Homomorph-containment is strongly join-closed

This article gives the statement, and possibly proof, of a subgroup property (i.e., homomorph-containing subgroup) satisfying a subgroup metaproperty (i.e., strongly join-closed subgroup property)
View all subgroup metaproperty satisfactions | View all subgroup metaproperty dissatisfactions |Get help on looking up metaproperty (dis)satisfactions for subgroup properties
Get more facts about homomorph-containing subgroup |Get facts that use property satisfaction of homomorph-containing subgroup | Get facts that use property satisfaction of homomorph-containing subgroup|Get more facts about strongly join-closed subgroup property

Statement

Statement with symbols

Suppose ${\displaystyle G}$ is a group, ${\displaystyle I}$ is an indexing set, and ${\displaystyle H_i,i\in I}$, is a collection of homomorph-containing subgroups of ${\displaystyle G}$. Then, the join of subgroups ${\displaystyle ⟨H_i{⟩}_{i\in I}}$ is also a homomorph-containing subgroup of ${\displaystyle G}$.

Related facts

Related facts about join-closed

• Isomorph-containment is strongly join-closed
• Isomorph-freeness is strongly join-closed
• Full invariance is strongly join-closed
• Characteristicity is strongly join-closed
• Normality is strongly join-closed

Proof

Given: A group ${\displaystyle G}$, an indexing set ${\displaystyle I}$, a collection ${\displaystyle H_i}$ of homomorph-containing subgroups of ${\displaystyle G}$, ${\displaystyle i\in I}$. ${\displaystyle H=⟨H_i{⟩}_{i\in I}}$. A homomorphism ${\displaystyle \phi :H\to G}$.

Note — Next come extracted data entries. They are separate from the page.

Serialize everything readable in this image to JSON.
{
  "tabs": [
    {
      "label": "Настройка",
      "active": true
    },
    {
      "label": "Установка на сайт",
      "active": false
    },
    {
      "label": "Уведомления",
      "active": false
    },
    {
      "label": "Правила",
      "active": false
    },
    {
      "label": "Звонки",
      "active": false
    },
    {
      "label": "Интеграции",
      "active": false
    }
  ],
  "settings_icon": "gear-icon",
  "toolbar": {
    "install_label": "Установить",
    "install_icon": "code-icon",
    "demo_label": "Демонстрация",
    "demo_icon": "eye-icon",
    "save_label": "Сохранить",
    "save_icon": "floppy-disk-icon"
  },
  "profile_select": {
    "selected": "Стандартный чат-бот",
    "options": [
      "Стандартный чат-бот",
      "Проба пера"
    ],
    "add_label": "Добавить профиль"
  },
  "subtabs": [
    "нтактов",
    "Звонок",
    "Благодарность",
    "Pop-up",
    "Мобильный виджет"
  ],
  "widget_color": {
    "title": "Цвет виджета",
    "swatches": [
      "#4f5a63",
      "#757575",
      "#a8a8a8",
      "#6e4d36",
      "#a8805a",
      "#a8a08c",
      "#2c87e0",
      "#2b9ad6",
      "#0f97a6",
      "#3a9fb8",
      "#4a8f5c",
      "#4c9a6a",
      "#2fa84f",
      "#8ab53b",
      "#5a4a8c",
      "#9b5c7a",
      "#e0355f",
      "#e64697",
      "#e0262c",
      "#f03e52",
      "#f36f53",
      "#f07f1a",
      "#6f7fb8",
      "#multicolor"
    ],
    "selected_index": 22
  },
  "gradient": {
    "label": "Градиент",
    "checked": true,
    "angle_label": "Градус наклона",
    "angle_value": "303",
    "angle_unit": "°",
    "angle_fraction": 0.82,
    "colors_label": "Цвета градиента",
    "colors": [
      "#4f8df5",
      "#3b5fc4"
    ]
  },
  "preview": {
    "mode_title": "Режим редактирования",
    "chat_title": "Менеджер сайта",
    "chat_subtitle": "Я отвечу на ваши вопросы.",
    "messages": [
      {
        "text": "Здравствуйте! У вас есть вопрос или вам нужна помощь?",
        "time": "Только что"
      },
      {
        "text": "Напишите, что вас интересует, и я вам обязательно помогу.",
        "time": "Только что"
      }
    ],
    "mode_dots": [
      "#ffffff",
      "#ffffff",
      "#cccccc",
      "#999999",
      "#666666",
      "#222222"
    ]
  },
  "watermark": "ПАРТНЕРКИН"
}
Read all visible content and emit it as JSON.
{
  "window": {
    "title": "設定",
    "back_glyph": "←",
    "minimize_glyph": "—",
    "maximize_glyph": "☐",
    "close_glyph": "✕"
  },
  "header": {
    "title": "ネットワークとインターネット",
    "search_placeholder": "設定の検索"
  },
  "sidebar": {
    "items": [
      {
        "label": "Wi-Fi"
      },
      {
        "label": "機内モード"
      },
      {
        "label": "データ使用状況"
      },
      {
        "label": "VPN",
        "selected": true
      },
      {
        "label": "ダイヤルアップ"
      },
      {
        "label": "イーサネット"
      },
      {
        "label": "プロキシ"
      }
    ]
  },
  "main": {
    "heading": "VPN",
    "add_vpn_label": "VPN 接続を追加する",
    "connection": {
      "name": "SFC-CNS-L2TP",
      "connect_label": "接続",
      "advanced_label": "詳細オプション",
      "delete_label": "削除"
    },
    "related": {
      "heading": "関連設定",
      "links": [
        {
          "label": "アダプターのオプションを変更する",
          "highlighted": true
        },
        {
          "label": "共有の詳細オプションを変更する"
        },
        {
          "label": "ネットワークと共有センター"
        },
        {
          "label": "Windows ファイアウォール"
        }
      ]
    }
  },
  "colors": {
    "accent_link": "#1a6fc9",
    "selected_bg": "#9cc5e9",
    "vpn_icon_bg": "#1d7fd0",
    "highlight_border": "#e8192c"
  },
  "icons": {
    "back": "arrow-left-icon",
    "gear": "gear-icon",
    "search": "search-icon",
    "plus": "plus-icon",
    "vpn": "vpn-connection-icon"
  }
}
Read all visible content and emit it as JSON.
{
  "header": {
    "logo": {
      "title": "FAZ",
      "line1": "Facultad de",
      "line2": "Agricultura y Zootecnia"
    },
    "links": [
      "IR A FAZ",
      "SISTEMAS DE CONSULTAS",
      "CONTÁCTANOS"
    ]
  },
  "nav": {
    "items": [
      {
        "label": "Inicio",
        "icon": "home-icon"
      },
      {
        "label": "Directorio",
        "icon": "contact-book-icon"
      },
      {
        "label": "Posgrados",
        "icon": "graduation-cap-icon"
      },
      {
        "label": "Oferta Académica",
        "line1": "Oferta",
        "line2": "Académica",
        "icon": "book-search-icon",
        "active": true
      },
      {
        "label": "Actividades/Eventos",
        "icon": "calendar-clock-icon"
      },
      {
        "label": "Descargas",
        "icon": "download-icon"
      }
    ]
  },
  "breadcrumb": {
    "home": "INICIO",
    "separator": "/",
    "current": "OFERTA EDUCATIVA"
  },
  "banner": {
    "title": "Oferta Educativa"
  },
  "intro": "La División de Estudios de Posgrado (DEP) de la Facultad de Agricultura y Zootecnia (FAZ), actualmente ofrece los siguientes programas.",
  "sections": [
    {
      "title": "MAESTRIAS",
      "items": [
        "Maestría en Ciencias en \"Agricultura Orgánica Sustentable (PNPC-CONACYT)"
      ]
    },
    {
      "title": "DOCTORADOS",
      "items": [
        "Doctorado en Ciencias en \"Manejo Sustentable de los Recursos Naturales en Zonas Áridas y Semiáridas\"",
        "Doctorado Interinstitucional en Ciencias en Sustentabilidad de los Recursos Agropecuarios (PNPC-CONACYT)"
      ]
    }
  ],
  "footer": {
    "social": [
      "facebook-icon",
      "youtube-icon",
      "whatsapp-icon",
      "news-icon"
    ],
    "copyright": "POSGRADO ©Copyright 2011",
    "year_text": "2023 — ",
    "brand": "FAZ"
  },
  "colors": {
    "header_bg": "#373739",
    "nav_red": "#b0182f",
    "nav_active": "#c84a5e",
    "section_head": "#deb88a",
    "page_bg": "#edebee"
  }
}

To prove: ${\displaystyle \phi (H)}$ is containined in ${\displaystyle H}$.

Proof: ${\displaystyle \phi (H)=\phi ⟨H_i{⟩}_{i\in I}=⟨\phi (H_i){⟩}_{i\in I}}$. Since each ${\displaystyle H_i}$ is homomorph-containing in ${\displaystyle G}$, ${\displaystyle \phi (H_i)}$ is contained in ${\displaystyle H_i}$, so the join of ${\displaystyle \phi (H_i),i\in I}$, is contained in the join of the ${\displaystyle H_i}$s, which is ${\displaystyle H}$.